Staff reductions, clunky technology and disruptive online ads have hampered the paper’s digital progress. In a sweeping shakeup that ousted several top editors last August, former Fox executive Ross Levinsohn was installed as publisher. His tenure lasted five months. His handpicked editor in chief, Lewis D’Vorkin, was bounced after three months amid contentious interactions with staff.
In late January, The Times’ newsroom voted overwhelmingly to join a union. Leaders of that drive are now focusing on correcting what they describe as years of pay inequities for younger journalists, minorities and women. Soon-Shiong said his team will begin work with the union almost immediately.
The Los Angeles Times Guild, in a statement, said it also was looking forward to working with Soon-Shiong and that it was time for the organization “to think big again.”
“You can bring back hope by investing in the newsroom,” the Guild said. “Give journalists better security, give them a strategy they can believe in, give them independence.”
Soon-Shiong acknowledged that the last few years have “been very rough in the newsroom and rough for the paper.” He said his first mission will be to build the newsroom into a vigorous operation known for its “honest and fair” news. A robust opinion section will come next.
He also has big plans for the Los Angeles Times Studio, which he wants to help push the paper more aggressively into new areas of business, including podcasts and documentaries.

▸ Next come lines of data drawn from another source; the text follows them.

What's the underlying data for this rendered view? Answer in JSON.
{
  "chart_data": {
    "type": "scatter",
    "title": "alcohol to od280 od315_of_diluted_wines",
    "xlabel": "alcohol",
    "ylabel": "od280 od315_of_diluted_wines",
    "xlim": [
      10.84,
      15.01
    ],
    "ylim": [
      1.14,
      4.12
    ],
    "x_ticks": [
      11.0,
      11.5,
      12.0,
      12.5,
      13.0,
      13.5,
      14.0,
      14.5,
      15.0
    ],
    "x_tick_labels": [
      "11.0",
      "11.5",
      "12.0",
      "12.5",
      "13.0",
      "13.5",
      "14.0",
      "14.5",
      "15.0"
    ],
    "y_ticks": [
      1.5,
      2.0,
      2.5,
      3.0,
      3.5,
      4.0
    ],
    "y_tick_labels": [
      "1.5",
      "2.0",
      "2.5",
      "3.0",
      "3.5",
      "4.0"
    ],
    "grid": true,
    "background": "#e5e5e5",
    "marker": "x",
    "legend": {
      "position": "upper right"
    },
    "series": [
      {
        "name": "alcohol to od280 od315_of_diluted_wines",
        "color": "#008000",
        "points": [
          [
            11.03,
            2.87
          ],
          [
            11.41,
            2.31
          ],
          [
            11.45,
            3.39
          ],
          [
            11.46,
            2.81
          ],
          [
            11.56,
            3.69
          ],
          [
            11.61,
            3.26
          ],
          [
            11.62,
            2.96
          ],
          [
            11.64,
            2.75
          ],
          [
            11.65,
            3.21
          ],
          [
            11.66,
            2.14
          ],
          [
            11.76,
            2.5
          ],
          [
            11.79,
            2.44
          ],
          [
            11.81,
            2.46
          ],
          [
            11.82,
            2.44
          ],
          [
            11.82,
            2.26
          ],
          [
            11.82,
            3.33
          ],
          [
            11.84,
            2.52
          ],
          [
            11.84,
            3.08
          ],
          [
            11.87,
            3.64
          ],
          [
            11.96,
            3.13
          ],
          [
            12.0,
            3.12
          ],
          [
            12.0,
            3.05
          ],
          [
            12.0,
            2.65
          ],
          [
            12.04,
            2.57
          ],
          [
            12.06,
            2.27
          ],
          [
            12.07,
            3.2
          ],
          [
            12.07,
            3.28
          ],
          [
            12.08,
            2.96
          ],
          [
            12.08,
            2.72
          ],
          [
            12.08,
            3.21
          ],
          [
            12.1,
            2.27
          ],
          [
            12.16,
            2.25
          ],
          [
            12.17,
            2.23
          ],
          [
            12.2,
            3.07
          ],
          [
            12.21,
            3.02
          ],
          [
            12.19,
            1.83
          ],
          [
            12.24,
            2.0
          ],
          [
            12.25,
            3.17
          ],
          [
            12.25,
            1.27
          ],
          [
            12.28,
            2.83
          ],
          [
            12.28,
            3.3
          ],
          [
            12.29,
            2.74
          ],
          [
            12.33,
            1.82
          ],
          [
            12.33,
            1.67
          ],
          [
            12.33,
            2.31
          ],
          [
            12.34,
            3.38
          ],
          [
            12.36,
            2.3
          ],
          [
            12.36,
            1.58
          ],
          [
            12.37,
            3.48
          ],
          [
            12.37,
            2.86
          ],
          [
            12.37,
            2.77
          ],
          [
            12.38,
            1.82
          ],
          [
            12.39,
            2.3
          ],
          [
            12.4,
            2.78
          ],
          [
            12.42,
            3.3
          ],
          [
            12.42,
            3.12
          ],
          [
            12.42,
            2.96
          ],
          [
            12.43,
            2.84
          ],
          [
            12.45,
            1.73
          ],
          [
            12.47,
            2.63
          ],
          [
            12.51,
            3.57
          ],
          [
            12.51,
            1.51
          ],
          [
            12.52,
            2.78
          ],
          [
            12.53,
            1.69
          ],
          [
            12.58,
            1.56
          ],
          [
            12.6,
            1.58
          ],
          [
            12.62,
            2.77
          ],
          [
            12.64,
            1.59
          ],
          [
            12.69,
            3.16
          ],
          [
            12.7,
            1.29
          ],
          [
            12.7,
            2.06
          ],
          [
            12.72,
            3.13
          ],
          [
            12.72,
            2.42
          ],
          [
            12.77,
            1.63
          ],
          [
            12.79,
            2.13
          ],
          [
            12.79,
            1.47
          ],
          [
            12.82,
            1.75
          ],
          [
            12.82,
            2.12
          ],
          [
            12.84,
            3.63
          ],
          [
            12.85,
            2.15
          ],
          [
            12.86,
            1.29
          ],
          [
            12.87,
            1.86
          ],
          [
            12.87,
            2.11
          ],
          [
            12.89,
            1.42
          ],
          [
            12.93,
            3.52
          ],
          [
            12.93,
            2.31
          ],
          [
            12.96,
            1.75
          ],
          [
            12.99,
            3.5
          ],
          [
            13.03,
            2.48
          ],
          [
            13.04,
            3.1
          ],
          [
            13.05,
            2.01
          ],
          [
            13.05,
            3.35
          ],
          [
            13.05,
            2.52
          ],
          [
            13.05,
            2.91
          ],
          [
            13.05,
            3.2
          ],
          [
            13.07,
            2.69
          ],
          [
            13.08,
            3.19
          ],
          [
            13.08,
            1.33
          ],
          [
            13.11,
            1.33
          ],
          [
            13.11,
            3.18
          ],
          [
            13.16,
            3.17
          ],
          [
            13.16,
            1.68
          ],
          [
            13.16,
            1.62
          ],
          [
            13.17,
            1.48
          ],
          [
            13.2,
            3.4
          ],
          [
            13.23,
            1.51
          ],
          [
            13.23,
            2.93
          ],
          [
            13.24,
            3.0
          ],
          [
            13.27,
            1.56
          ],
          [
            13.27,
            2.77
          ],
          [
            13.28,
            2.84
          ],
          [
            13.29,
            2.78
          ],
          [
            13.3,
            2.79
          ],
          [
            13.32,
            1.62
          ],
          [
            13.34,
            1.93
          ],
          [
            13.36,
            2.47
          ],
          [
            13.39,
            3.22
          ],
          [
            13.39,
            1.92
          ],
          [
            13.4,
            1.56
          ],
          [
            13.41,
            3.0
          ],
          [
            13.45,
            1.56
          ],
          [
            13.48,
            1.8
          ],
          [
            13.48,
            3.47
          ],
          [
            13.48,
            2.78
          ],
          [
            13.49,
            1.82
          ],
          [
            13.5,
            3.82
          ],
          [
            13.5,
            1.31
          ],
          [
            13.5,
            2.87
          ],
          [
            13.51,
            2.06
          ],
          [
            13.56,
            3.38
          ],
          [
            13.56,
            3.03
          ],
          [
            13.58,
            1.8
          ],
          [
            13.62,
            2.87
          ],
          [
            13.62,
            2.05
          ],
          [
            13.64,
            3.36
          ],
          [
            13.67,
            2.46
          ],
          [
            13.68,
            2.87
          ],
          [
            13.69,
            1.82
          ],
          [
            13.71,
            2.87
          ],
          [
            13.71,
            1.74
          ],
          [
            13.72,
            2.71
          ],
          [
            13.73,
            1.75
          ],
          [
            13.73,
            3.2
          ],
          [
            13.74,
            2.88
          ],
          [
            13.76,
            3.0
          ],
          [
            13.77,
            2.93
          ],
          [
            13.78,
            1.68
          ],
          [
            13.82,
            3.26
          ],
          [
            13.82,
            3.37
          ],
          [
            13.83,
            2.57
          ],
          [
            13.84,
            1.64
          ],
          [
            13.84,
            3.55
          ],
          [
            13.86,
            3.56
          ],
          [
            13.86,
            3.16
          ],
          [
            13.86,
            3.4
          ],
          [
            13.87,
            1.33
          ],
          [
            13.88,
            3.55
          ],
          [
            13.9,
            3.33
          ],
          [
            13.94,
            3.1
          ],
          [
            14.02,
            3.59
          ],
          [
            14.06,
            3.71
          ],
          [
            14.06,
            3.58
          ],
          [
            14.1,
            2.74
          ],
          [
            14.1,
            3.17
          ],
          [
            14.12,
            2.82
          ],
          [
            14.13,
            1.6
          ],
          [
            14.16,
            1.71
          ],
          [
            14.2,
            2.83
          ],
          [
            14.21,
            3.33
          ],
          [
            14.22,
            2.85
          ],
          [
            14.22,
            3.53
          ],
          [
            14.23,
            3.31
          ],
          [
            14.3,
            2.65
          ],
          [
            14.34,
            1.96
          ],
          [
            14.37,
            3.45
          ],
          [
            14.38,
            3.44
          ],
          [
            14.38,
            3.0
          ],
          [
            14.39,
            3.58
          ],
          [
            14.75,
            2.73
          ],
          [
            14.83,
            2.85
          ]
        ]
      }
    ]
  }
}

Although the deal was announced in February, negotiations to close the deal were protracted and tense — centering largely on terms for agreements on services, including website operations, which will be shared with Tronc for the next year.
Then in early June, Ferro’s plan to sell his nearly 26% stake in Tronc collapsed. That motivated Soon-Shiong — who has feuded publicly with Ferro — to stitch up the deal.
“I worried that if we didn’t close that would be the end of the L.A. Times,” he said.
Soon-Shiong, through his investment firm Nant Capital, remains Tronc’s second-largest shareholder with a nearly 25% stake. He has said he has no plans to sell.
“I hope that I can convince the board to drop the name Tronc,” he said. “I think we need to go back to Tribune…. The legacy of this [company] needs to be respected and I always thought Tronc was a silly name.”
It is not clear how involved Soon-Shiong will be in The Times’ day-to-day decisions — or whether he plans to reshape the liberal viewpoint of the newspaper’s editorials. Soon-Shiong says he is an independent.
USC’s Cole said Soon-Shiong’s true test may be involving himself in the newspaper — without getting too involved.
“Whether he purchased the paper for pride or personal ego, he needs to keep his thoughts and opinions to the editorial pages,” Cole said. “Then he can get immense credit for saving the newspaper and making it a paper that L.A. deserves.”
Times staff writer Andrea Chang contributed to this report.
12:50 p.m.: This article was updated to include a comment from the Los Angeles Times Guild.